Referring to the Agenda of Alliance between PDP and BJP, Sinha  said there should be  clarity on “who their stakeholders are. They should do that, number one. Number two, then they should say who the interlocutor for the dialogue from the government side will be. Is it going to be a home minister? It was Mr. Advani, the deputy prime minister, who was the interlocutor on behalf of the government.”

“So is it going to be a home minister? Is it somebody specially appointed? Is it going to be a single member task force? Is it going to be a multi-member thing? All these things will have to be decided.  Then you have to set out a time frame. That we are going to meet the stakeholders in this manner. Send out invites, ask them to come wherever and talk to the interlocutor.”

He said the process has to have a fixed timeframe. “Nobody in Kashmir is going to accept something which is indeterminate. So these are the steps we have said, in a press statement recently, the government should take and immediately start the dialogue process so that the political problem can be addressed.”

Replying to a question about whether the “surgical strikes” and the tougher posturing on the Line of Control  had  strengthened India’s hands vis-à-vis Pakistan , Sinha said he was “extremely unhappy that the situation along the LOC has been allowed to deteriorate and there is – always there are acts of violence from both sides – something which we had been able to bring under complete control when Vajpayee was the prime minister.”

“As far as Pakistan is concerned, there must be consistency in our policy,” he said, criticizing Modi government’s “flip- flop policy” towards Pakistan.

“Now they’re saying we’ll not talk, we’ll not talk, but the point is, you have not been consistent. Our policy towards Pakistan must be informed by consistency. At the same time I will say that Pakistan is, unfortunately, a necessary third party in Jammu and Kashmir,” he said.

“And therefore, if you want a final resolution then we’ll have to involve with Pakistan at some point of time,” he said adding the India cannot carry on with its refusal to talk to Pakistan forever.

“We visited the valley about six weeks ago again and again interacted with a wide range of people. In our report, we have pointed out that we found there was more despondency among the people this time than there was earlier, even in 2016, in the wake of the Burhan Wani,” Sinha said.

He said the situation has deteriorated. “The security forces are killing the so-called militants. That is happening. But the alienation, which is the fundamental issue in Jammu and Kashmir, the alienation today is deeper, wider than it was earlier,” he said.

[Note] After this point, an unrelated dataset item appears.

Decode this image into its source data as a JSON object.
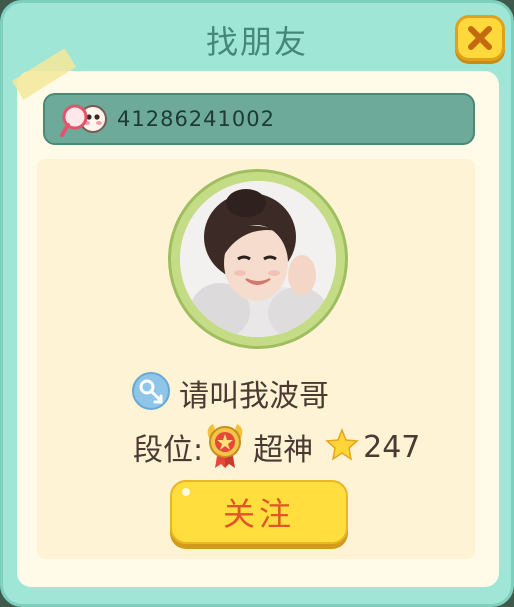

Sinha claimed he has sought an appointment with Prime Minister Narendra Modi to discuss the issue 10 months ago and was “hurt” as it did not materialise.

“I am hurt. I am absolutely hurt. That you ask for time, ten months has gone by…Let me tell you, ever since I have been in public life, no prime minister of India, starting with Rajiv Gandhi, has ever said no to a meeting I have sought… no prime minister has said to Yashwant Sinha, ‘I don’t have time for you.’ “And this is my own prime minister who has treated me like this. So if somebody rings me and says please come talk to me—sorry, the time has passed… I have been treated shabbily,” he said.